The old road crosses eight states and covers more than 2,400 miles from Chicago through Missouri, Kansas, Oklahoma, Texas, New Mexico, Arizona and finally across the Mojave Desert to Los Angeles. It passes through countless small town main streets, giving it another nickname of “America’s Main Street.” Route 66 covers three time zones and was the first continuous paved road in the United States. Today, between 80 to 85 percent of the road still exists. The number of the road may have changed or may have been by-passed for another route, but with planning and careful map reading, a majority of the old road can be followed.  

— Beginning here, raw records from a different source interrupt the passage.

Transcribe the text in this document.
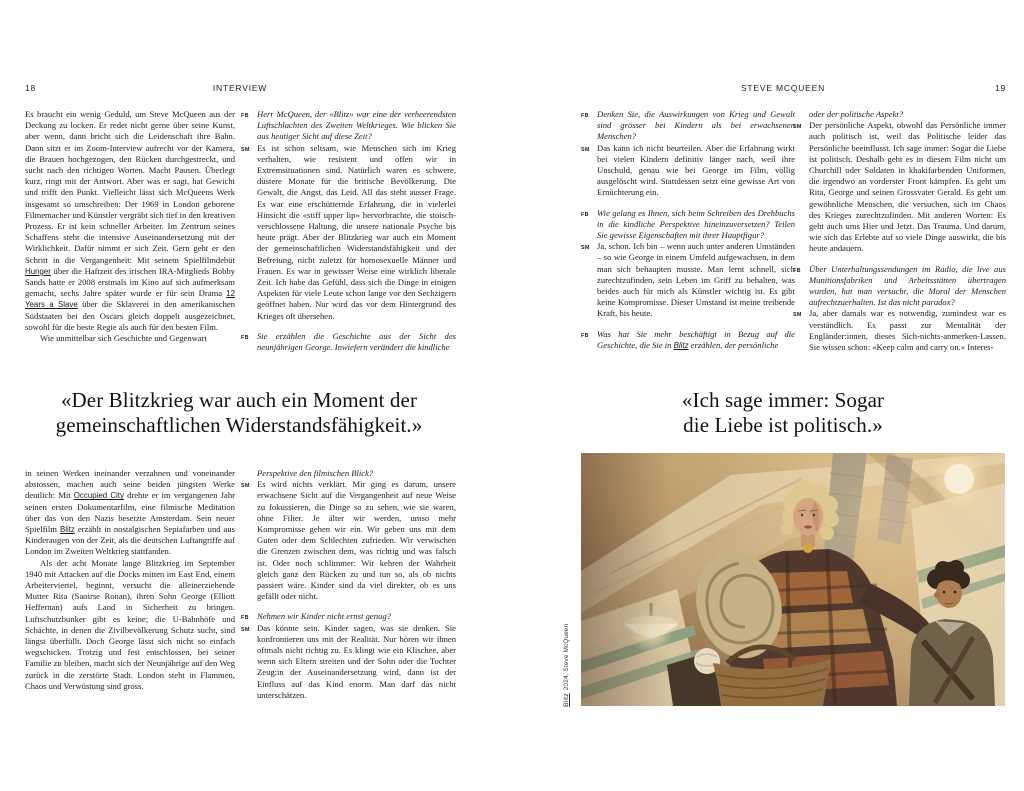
18	INTERVIEW	STEVE MCQUEEN	19

Es braucht ein wenig Geduld, um Steve McQueen aus der Deckung zu locken. Er redet nicht gerne über seine Kunst, aber wenn, dann bricht sich die Leidenschaft ihre Bahn. Dann sitzt er im Zoom-Interview aufrecht vor der Kamera, die Brauen hochgezogen, den Rücken durchgestreckt, und sucht nach den richtigen Worten. Macht Pausen. Überlegt kurz, ringt mit der Antwort. Aber was er sagt, hat Gewicht und trifft den Punkt. Vielleicht lässt sich McQueens Werk insgesamt so umschreiben: Der 1969 in London geborene Filmemacher und Künstler vergräbt sich tief in den kreativen Prozess. Er ist kein schneller Arbeiter. Im Zentrum seines Schaffens steht die intensive Auseinandersetzung mit der Wirklichkeit. Dafür nimmt er sich Zeit. Gern geht er den Schritt in die Vergangenheit: Mit seinem Spielfilmdebüt Hunger über die Haftzeit des irischen IRA-Mitglieds Bobby Sands hatte er 2008 erstmals im Kino auf sich aufmerksam gemacht, sechs Jahre später wurde er für sein Drama 12 Years a Slave über die Sklaverei in den amerikanischen Südstaaten bei den Oscars gleich doppelt ausgezeichnet, sowohl für die beste Regie als auch für den besten Film.

Wie unmittelbar sich Geschichte und Gegenwart

FB Herr McQueen, der «Blitz» war eine der verheerendsten Luftschlachten des Zweiten Weltkrieges. Wie blicken Sie aus heutiger Sicht auf diese Zeit?
SM Es ist schon seltsam, wie Menschen sich im Krieg verhalten, wie resistent und offen wir in Extremsituationen sind. Natürlich waren es schwere, düstere Monate für die britische Bevölkerung. Die Gewalt, die Angst, das Leid. All das steht ausser Frage. Es war eine erschütternde Erfahrung, die in vielerlei Hinsicht die «stiff upper lip» hervorbrachte, die stoisch-verschlossene Haltung, die unsere nationale Psyche bis heute prägt. Aber der Blitzkrieg war auch ein Moment der gemeinschaftlichen Widerstandsfähigkeit und der Befreiung, nicht zuletzt für homosexuelle Männer und Frauen. Es war in gewisser Weise eine wirklich liberale Zeit. Ich habe das Gefühl, dass sich die Dinge in einigen Aspekten für viele Leute schon lange vor den Sechzigern geöffnet haben. Nur wird das vor dem Hintergrund des Krieges oft übersehen.
FB Sie erzählen die Geschichte aus der Sicht des neunjährigen George. Inwiefern verändert die kindliche
«Der Blitzkrieg war auch ein Moment der
gemeinschaftlichen Widerstandsfähigkeit.»

in seinen Werken ineinander verzahnen und voneinander abstossen, machen auch seine beiden jüngsten Werke deutlich: Mit Occupied City drehte er im vergangenen Jahr seinen ersten Dokumentarfilm, eine filmische Meditation über das von den Nazis besetzte Amsterdam. Sein neuer Spielfilm Blitz erzählt in nostalgischen Sepiafarben und aus Kinderaugen von der Zeit, als die deutschen Luftangriffe auf London im Zweiten Weltkrieg stattfanden.

Als der acht Monate lange Blitzkrieg im September 1940 mit Attacken auf die Docks mitten im East End, einem Arbeiterviertel, beginnt, versucht die alleinerziehende Mutter Rita (Saoirse Ronan), ihren Sohn George (Elliott Heffernan) aufs Land in Sicherheit zu bringen. Luftschutzbunker gibt es keine; die U-Bahnhöfe und Schächte, in denen die Zivilbevölkerung Schutz sucht, sind längst überfüllt. Doch George lässt sich nicht so einfach wegschicken. Trotzig und fest entschlossen, bei seiner Familie zu bleiben, macht sich der Neunjährige auf den Weg zurück in die zerstörte Stadt. London steht in Flammen, Chaos und Verwüstung sind gross.

Perspektive den filmischen Blick?
SM Es wird nichts verklärt. Mir ging es darum, unsere erwachsene Sicht auf die Vergangenheit auf neue Weise zu fokussieren, die Dinge so zu sehen, wie sie waren, ohne Filter. Je älter wir werden, umso mehr Kompromisse gehen wir ein. Wir geben uns mit dem Guten oder dem Schlechten zufrieden. Wir verwischen die Grenzen zwischen dem, was richtig und was falsch ist. Oder noch schlimmer: Wir kehren der Wahrheit gleich ganz den Rücken zu und tun so, als ob nichts passiert wäre. Kinder sind da viel direkter, ob es uns gefällt oder nicht.
FB Nehmen wir Kinder nicht ernst genug?
SM Das könnte sein. Kinder sagen, was sie denken. Sie konfrontieren uns mit der Realität. Nur hören wir ihnen oftmals nicht richtig zu. Es klingt wie ein Klischee, aber wenn sich Eltern streiten und der Sohn oder die Tochter Zeug:in der Auseinandersetzung wird, dann ist der Einfluss auf das Kind enorm. Man darf das nicht unterschätzen.
FB Denken Sie, die Auswirkungen von Krieg und Gewalt sind grösser bei Kindern als bei erwachsenen Menschen?
SM Das kann ich nicht beurteilen. Aber die Erfahrung wirkt bei vielen Kindern definitiv länger nach, weil ihre Unschuld, genau wie bei George im Film, völlig ausgelöscht wird. Stattdessen setzt eine gewisse Art von Ernüchterung ein.
FB Wie gelang es Ihnen, sich beim Schreiben des Drehbuchs in die kindliche Perspektive hineinzuversetzen? Teilen Sie gewisse Eigenschaften mit ihrer Hauptfigur?
SM Ja, schon. Ich bin – wenn auch unter anderen Umständen – so wie George in einem Umfeld aufgewachsen, in dem man sich behaupten musste. Man lernt schnell, sich zurechtzufinden, sein Leben im Griff zu behalten, was beides auch für mich als Künstler wichtig ist. Es gibt keine Kompromisse. Dieser Umstand ist meine treibende Kraft, bis heute.
FB Was hat Sie mehr beschäftigt in Bezug auf die Geschichte, die Sie in Blitz erzählen, der persönliche
oder der politische Aspekt?
SM Der persönliche Aspekt, obwohl das Persönliche immer auch politisch ist, weil das Politische leider das Persönliche beeinflusst. Ich sage immer: Sogar die Liebe ist politisch. Deshalb geht es in diesem Film nicht um Churchill oder Soldaten in khakifarbenden Uniformen, die irgendwo an vorderster Front kämpfen. Es geht um Rita, George und seinen Grossvater Gerald. Es geht um gewöhnliche Menschen, die versuchen, sich im Chaos des Krieges zurechtzufinden. Mit anderen Worten: Es geht auch ums Hier und Jetzt. Das Trauma. Und darum, wie sich das Erlebte auf so viele Dinge auswirkt, die bis heute andauern.
FB Über Unterhaltungssendungen im Radio, die live aus Munitionsfabriken und Arbeitsstätten übertragen wurden, hat man versucht, die Moral der Menschen aufrechtzuerhalten. Ist das nicht paradox?
SM Ja, aber damals war es notwendig, zumindest war es verständlich. Es passt zur Mentalität der Engländer:innen, dieses Sich-nichts-anmerken-Lassen. Sie wissen schon: «Keep calm and carry on.» Interes-
«Ich sage immer: Sogar
die Liebe ist politisch.»
Blitz2024, Steve McQueen
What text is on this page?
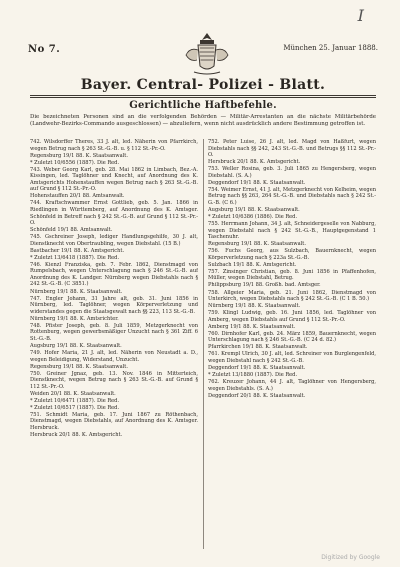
I
No 7.	München 25. Januar 1888.
Bayer. Central- Polizei - Blatt.
Gerichtliche Haftbefehle.
Die bezeichneten Personen sind an die verfolgenden Behörden — Militär-Arrestanten an die nächste Militärbehörde (Landwehr-Bezirks-Commando ausgeschlossen) — abzuliefern, wenn nicht ausdrücklich andere Bestimmung getroffen ist.
742. Wilsdorffer Theres, 33 J. alt, led. Näherin von Pfarrkirch, wegen Betrug nach § 263 St.-G.-B. u. § 112 St.-Pr.-O.
Regensburg 19/1 88. K. Staatsanwalt.
* Zuletzt 10/6556 (1887). Die Red.
743. Weber Georg Karl, geb. 28. Mai 1862 in Limbach, Bez.-A. Kissingen, led. Taglöhner und Knecht, auf Anordnung des K. Amtsgerichts Hohenstauffen wegen Betrug nach § 263 St.-G.-B. auf Grund § 112 St.-Pr.-O.
Hohenstauffen 20/1 88. Amtsanwalt.
744. Kraftschwammer Ernst Gottlieb, geb. 5. Jan. 1866 in Riedlingen in Württemberg, auf Anordnung des K. Amtsger. Schönfeld in Betreff nach § 242 St.-G.-B. auf Grund § 112 St.-Pr.-O.
Schönfeld 19/1 88. Amtsanwalt.
745. Gschreiner Joseph, lediger Handlungsgehilfe, 30 J. alt, Dienstknecht von Obertraubling, wegen Diebstahl. (15 B.)
Bastbacher 19/1 88. K. Amtsgericht.
* Zuletzt 13/6418 (1887). Die Red.
746. Kienzl Franziska, geb. 7. Febr. 1862, Dienstmagd von Rumpelsbach, wegen Unterschlagung nach § 246 St.-G.-B. auf Anordnung des K. Landger. Nürnberg wegen Diebstahls nach § 242 St.-G.-B. (C 3851.)
Nürnberg 19/1 88. K. Staatsanwalt.
747. Engler Johann, 31 Jahre alt, geb. 31. Juni 1856 in Nürnberg, led. Taglöhner, wegen Körperverletzung und widerstandes gegen die Staatsgewalt nach §§ 223, 113 St.-G.-B.
Nürnberg 19/1 88. K. Amtsrichter.
748. Pfister Joseph, geb. 8. Juli 1859, Metzgerknecht von Rottenburg, wegen gewerbsmäßiger Unzucht nach § 361 Ziff. 6 St.-G.-B.
Augsburg 19/1 88. K. Staatsanwalt.
749. Hofer Maria, 21 J. alt, led. Näherin von Neustadt a. D., wegen Beleidigung, Widerstand, Unzucht.
Regensburg 19/1 88. K. Staatsanwalt.
750. Greiner Jgnaz, geb. 13. Nov. 1846 in Mitterteich, Dienstknecht, wegen Betrug nach § 263 St.-G.-B. auf Grund § 112 St.-Pr.-O.
Weiden 20/1 88. K. Staatsanwalt.
* Zuletzt 10/6471 (1887). Die Red.
* Zuletzt 10/6517 (1887). Die Red.
751. Schmidt Maria, geb. 17. Juni 1867 zu Röthenbach, Dienstmagd, wegen Diebstahls, auf Anordnung des K. Amtsger. Hersbruck.
Hersbruck 20/1 88. K. Amtsgericht.
752. Peter Luise, 26 J. alt, led. Magd von Haßfurt, wegen Diebstahls nach §§ 242, 243 St.-G.-B. und Betrugs §§ 112 St.-Pr.-O.
Hersbruck 20/1 88. K. Amtsgericht.
753. Weller Rosina, geb. 3. Juli 1865 zu Hengersberg, wegen Diebstahl. (S. A.)
Deggendorf 19/1 88. K. Staatsanwalt.
754. Weimer Ernst, 41 J. alt, Metzgerknecht von Kelheim, wegen Betrug nach §§ 263, 264 St.-G.-B. und Diebstahls nach § 242 St.-G.-B. (C 6.)
Augsburg 19/1 88. K. Staatsanwalt.
* Zuletzt 10/6386 (1886). Die Red.
755. Herrmann Johann, 34 J. alt, Schneidergeselle von Nabburg, wegen Diebstahl nach § 242 St.-G.-B., Hauptgegenstand 1 Taschenuhr.
Regensburg 19/1 88. K. Staatsanwalt.
756. Fuchs Georg, aus Sulzbach, Bauernknecht, wegen Körperverletzung nach § 223a St.-G.-B.
Sulzbach 19/1 88. K. Amtsgericht.
757. Zinsinger Christian, geb. 8. Juni 1856 in Pfaffenhofen, Müller, wegen Diebstahl, Betrug.
Philippsburg 19/1 88. Großh. bad. Amtsger.
758. Allgeier Maria, geb. 21. Juni 1862, Dienstmagd von Unterkirch, wegen Diebstahls nach § 242 St.-G.-B. (C 1 B. 50.)
Nürnberg 19/1 88. K. Staatsanwalt.
759. Klingl Ludwig, geb. 16. Juni 1856, led. Taglöhner von Amberg, wegen Diebstahls auf Grund § 112 St.-Pr.-O.
Amberg 19/1 88. K. Staatsanwalt.
760. Dirnhofer Karl, geb. 24. März 1859, Bauernknecht, wegen Unterschlagung nach § 246 St.-G.-B. (C 24 d. 82.)
Pfarrkirchen 19/1 88. K. Staatsanwalt.
761. Krempl Ulrich, 30 J. alt, led. Schreiner von Burglengenfeld, wegen Diebstahl nach § 242 St.-G.-B.
Deggendorf 19/1 88. K. Staatsanwalt.
* Zuletzt 13/1880 (1887). Die Red.
762. Kreuzer Johann, 44 J. alt, Taglöhner von Hengersberg, wegen Diebstahls. (S. A.)
Deggendorf 20/1 88. K. Staatsanwalt.
Digitized by Google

It represents so many things and people in America’s past, like John Steinbeck and Will Rogers. It represents “Okies and Arkies” escaping crop failures and the Dust Bowl of the 1930s. It is interwoven into the American history as the path to hope during the Great Depression. It is the road that carried away and brought the “boys” home during World War II. It is celebrated in America’s musical genres of Rock-In-Roll and Folk music. It showcased America’s brands of transportation like Ford, Chevy, Dodge and Harley.  

Road food was birthed on the “Mother Road” in mom and pop diners serving greasy burgers and plate lunches. The Route 66 inspired cafes and diners that have now spread from coast to coast.

Travel necessities such as truck stops, auto repair garages, small independent filling stations and motor courts sprang from travel down this long road. Americans with an entrepreneurial spirit built road side attractions along the way to lure travelers to spend money and buy souvenirs to remind them of their time on Route 66.  

A wide variety of man-made landmarks are features on the road, like the Gateway Arch in St. Louis, teepee motels, curiosities like snake pits or alligator farms, a concrete blue whale, bus stops, trading posts, historical bridges, giant muffler men, old road signage, movie  theaters, monuments and all sort of museums celebrating everything from cars to cowboys.  

Natural features of our great land are found on Route 66, including the Grand Canyon, Ozark Mountains, the Great Plains, farm land growing all types and kinds of produce, the Petrified Forest, Painted Cliffs, caverns, desert landscapes and the Painted Desert. Old ghost towns can be found in the more remote sections of the road.  

A revival and preservation of the old road started in the late 1980s. Many communities along the road banded together to update and renovate their declining and aging main streets. Government grants for restoration have been awarded to many historical sites and buildings adjacent to the route.    

In the early 1990s, international travelers became interested in not only the history but also in traveling the road and the surrounding areas of the Route 66 corridor. Many Europeans are drawn to the wide open spaces of the American West. Other international travels are attracted to the Middle America portion of the Route, wanting to experience a taste of small-town America far from bright city lights. In recent years, there has been a boom in tourism and Route 66 has become a vacation destination.  

The road is truly a representation of America the Beautiful. Route 66 has a rich and long history.  A quote by an unknown author sums it up well, “Route 66 is the pulse of the American dream and the embodiment of the American Spirit that we are still looking for.” I have found that to be true as we travel down Route 66. The road has become an American myth and legend of America culture from a by-gone time when life was a little slower, the roads were a little narrower and a surprise was just around the curve. The U.S. interstate systems are fast and straight, and for the most part the scenery rarely changes. I find the old roads to be filled with friendly ghosts of the past and the essence of the American character. I want my travels to always be down the slower roads of America.  

What do I want for my 2019 birthday? Head West!